The modelled assumption, within the Council’s chosen budget projection methodology, of an annualised average of 145 such children, is more than 50 short of current reality, a reality that isn’t something that can be put into the random ‘stuff happens’ category of Local Authority bus crash economics, but rather one that hides in plain sight, with the most cursory glance at recent trends in this area of spending. 50+ children at an average of £312,000 each, results in another realistically predictable £15+ million overspend.
All of this seems to be due to the Labour Council deliberately using a Contract Funding Model based on a theoretical academic model, rather than known reality. I am mystified as to how and why anyone would think that a budget based upon an academic theory was more likely to be accurate than one based on actual fact and the application of common sense.

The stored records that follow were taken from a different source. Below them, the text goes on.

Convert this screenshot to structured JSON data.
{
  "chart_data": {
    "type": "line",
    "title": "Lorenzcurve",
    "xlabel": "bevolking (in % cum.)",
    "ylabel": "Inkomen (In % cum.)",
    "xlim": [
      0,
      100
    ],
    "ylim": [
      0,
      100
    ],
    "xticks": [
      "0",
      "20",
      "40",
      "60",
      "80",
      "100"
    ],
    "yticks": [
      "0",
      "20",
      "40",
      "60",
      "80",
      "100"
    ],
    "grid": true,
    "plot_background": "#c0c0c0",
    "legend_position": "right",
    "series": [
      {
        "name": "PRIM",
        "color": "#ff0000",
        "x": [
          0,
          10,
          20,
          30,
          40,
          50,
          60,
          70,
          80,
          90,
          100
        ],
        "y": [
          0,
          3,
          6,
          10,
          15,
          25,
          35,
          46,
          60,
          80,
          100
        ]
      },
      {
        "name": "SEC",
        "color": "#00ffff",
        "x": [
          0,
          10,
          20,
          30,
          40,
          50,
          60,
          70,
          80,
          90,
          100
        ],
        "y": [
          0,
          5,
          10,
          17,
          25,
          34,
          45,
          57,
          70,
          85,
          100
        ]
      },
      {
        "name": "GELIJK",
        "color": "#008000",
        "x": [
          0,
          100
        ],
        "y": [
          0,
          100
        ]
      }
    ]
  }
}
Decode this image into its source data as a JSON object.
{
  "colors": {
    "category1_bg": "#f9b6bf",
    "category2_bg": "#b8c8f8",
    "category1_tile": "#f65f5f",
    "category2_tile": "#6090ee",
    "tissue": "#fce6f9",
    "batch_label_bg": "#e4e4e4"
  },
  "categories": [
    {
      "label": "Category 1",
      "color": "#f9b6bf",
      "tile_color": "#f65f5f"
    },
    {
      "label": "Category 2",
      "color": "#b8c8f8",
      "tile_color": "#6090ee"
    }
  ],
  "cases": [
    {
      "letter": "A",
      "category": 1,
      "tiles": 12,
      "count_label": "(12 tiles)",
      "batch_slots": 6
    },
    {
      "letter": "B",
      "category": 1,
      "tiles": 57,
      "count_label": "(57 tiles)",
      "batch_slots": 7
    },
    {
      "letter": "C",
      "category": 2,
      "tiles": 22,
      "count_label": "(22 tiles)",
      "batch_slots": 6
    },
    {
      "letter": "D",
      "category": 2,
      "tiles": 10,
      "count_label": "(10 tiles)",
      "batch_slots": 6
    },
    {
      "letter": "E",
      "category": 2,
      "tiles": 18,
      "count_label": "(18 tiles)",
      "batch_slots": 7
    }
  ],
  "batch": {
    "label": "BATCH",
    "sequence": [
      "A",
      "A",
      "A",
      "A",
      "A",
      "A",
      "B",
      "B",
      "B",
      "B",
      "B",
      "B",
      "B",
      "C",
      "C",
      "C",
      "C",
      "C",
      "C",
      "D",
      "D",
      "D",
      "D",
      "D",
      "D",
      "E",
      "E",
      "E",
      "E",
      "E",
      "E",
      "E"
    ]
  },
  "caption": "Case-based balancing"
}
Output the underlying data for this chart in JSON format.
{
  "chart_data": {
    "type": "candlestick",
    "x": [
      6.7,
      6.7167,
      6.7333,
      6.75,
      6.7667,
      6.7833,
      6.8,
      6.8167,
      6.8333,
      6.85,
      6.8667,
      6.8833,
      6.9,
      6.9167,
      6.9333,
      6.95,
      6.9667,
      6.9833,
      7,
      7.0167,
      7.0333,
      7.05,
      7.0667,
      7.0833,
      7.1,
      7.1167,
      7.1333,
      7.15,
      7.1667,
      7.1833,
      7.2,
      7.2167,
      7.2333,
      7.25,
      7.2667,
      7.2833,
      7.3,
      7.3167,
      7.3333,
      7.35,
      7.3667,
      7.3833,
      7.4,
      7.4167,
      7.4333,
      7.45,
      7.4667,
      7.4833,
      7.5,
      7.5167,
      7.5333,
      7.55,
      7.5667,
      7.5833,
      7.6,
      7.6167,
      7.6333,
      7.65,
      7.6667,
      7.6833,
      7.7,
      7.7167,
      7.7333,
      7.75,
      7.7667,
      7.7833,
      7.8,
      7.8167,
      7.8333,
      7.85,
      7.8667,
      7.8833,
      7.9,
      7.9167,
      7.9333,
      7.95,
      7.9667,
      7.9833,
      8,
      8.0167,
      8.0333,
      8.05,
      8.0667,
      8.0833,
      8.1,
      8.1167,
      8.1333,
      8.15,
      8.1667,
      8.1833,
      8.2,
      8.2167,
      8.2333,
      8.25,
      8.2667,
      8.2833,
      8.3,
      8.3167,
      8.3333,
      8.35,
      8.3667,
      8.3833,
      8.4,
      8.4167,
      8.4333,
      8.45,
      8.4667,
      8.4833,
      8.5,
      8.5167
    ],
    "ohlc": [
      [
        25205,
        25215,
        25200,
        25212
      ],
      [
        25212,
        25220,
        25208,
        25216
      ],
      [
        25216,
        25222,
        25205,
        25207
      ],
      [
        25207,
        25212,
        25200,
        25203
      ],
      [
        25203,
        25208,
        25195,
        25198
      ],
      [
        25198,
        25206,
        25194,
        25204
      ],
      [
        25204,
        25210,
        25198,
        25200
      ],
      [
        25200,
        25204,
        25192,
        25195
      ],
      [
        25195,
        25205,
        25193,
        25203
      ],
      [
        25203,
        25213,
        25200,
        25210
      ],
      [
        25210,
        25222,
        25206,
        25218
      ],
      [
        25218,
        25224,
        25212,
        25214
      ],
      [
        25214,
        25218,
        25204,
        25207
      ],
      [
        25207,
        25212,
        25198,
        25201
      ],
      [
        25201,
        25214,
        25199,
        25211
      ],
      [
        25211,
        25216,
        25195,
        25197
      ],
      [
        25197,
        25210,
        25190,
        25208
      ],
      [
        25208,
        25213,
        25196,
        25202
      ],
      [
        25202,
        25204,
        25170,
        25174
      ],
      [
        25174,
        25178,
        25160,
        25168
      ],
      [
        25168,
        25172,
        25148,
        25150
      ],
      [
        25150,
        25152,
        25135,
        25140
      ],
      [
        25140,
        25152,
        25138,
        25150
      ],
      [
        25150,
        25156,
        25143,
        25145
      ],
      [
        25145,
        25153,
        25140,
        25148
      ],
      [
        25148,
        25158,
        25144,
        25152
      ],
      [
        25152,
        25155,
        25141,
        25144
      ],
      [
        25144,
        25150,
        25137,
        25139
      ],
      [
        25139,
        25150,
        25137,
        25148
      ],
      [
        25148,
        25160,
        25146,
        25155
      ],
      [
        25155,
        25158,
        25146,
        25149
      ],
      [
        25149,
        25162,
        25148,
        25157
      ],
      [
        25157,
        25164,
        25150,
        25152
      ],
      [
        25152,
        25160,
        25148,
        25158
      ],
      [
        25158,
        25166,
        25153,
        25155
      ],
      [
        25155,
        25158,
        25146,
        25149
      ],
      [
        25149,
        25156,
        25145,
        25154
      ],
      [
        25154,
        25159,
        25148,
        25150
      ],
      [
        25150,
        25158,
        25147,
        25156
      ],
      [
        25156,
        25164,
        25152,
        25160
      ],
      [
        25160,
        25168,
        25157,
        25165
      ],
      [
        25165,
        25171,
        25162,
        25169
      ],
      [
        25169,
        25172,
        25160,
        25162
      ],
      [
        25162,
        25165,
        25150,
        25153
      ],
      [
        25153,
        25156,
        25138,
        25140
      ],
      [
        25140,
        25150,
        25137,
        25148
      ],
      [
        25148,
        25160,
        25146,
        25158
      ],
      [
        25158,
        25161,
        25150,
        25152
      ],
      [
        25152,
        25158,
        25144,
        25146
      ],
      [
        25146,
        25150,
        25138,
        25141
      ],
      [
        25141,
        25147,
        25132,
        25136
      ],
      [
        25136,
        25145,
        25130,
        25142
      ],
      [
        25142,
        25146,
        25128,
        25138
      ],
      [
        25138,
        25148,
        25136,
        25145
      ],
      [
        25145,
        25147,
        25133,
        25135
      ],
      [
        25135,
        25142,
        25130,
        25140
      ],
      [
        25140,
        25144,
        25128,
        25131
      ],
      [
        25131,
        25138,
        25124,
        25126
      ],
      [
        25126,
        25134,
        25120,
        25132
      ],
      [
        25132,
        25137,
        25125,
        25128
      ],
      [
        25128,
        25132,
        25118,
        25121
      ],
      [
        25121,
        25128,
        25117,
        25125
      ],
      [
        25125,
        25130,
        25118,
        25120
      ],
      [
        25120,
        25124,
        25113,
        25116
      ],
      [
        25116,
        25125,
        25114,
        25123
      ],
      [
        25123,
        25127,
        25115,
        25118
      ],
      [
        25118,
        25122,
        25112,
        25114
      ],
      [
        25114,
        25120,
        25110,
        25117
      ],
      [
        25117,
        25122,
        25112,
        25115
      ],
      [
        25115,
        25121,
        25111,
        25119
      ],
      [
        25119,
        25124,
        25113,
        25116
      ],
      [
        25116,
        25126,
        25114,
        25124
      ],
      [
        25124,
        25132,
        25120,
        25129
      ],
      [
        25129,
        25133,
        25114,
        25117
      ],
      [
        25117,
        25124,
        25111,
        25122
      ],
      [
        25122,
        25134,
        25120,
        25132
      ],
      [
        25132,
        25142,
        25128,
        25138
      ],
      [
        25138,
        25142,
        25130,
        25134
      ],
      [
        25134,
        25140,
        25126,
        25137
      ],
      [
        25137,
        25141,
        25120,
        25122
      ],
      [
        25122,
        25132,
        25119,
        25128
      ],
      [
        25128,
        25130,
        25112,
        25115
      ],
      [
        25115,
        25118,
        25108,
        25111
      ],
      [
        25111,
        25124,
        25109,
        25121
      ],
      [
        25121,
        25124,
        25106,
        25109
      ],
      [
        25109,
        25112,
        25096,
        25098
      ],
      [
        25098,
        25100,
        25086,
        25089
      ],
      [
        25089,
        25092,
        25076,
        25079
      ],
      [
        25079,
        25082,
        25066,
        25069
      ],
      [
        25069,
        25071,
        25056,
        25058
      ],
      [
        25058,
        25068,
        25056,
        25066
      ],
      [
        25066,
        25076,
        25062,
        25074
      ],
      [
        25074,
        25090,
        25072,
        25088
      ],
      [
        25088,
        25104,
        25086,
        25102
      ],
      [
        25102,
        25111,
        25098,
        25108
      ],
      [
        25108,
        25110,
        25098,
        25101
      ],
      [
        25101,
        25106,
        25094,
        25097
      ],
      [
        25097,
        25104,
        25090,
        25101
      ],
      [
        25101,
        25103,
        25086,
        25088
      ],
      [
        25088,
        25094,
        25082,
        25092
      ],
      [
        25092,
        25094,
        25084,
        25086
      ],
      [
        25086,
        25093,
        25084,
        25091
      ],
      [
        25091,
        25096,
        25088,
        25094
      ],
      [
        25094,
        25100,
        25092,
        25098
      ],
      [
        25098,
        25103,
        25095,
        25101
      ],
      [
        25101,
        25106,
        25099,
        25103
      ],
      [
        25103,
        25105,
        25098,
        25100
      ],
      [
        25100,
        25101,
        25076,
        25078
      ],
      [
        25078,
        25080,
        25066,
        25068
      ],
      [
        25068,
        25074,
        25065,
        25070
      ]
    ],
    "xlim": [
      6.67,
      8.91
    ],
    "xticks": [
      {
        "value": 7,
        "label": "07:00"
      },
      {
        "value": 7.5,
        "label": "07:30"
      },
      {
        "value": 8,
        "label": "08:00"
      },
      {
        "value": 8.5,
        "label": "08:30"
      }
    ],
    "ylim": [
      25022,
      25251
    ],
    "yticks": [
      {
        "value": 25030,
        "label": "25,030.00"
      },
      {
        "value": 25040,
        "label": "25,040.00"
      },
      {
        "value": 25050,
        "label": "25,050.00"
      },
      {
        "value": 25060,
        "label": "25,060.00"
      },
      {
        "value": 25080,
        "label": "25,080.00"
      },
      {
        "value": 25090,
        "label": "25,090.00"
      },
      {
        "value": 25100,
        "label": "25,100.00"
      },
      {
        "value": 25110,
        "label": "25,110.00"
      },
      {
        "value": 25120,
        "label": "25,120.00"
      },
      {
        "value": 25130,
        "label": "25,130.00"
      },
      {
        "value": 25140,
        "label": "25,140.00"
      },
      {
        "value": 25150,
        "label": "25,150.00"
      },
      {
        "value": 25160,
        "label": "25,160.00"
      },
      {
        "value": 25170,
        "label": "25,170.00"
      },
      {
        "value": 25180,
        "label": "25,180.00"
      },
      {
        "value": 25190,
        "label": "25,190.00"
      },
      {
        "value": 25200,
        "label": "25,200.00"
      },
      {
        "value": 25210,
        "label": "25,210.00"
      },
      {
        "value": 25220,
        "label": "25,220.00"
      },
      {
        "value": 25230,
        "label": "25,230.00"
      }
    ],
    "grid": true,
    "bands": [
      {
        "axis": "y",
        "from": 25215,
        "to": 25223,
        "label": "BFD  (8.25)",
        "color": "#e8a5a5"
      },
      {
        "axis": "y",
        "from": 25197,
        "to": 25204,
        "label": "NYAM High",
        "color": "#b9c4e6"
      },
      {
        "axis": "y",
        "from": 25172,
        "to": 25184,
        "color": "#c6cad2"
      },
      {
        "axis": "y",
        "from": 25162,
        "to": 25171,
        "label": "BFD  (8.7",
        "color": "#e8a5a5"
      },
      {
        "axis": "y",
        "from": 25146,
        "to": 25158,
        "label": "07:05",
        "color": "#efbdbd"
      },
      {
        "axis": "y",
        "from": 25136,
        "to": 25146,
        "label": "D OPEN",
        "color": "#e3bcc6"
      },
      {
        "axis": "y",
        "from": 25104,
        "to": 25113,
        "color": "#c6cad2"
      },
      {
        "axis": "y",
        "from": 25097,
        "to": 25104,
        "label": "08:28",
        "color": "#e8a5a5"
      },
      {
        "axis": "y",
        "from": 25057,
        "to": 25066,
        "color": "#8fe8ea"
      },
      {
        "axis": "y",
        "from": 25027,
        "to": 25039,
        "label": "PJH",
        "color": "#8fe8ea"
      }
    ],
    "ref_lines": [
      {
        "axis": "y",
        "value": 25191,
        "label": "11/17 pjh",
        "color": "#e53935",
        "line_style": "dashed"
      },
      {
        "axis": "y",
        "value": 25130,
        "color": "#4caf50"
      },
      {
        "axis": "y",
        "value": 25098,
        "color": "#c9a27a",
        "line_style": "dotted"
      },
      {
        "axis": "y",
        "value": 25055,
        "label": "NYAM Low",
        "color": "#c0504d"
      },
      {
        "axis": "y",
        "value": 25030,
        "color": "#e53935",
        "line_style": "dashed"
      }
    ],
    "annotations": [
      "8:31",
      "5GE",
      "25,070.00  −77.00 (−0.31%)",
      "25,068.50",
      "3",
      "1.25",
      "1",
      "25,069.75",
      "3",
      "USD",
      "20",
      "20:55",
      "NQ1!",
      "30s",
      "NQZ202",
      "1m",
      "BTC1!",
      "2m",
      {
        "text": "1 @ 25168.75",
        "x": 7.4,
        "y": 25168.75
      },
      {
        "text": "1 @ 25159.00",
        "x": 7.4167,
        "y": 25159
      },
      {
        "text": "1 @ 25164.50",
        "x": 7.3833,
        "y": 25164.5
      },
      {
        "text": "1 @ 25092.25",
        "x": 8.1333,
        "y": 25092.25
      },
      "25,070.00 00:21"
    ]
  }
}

My attempt to get some clarity as to which of the parties involved with setting up the Trust was responsible for the woeful modelling, i.e Council, Trust, or perhaps some myopic Department for Education civil servant, was greeted with the standard, sterile, ‘autopilot’ response from the Leader of Council about a ‘national problem’ which most certainly exists (I would indeed urge Government to do something about capping the outrageous cost of residential care placements sourced in the private sector), but her standard response leads me inevitably to conclude Council must carry the can on this one.
I have said it before and I now say it again, the Labour council (and now also Imran Hussain, the Labour MP) are trying to hide the catastrophic damage that illogical, delusional, utterly inexplicable decisions voted through by Labour politicians have helped to put Bradford Council into a position where a balanced Budget for the next financial year (2024/25) will be impossible to construct, without formal ‘capitalisation’ intervention. This will have currently unknowable implications for Council Taxpayers.
Obfuscation about realistic Children and Families Trust budgeting, has merely put off the evil day about recognising that the Council is operationally bankrupt, that is likely to result in unpleasantly necessary decisions being more rushed and less well considered than might have been the case if realities had been accepted earlier. Quelle surprise.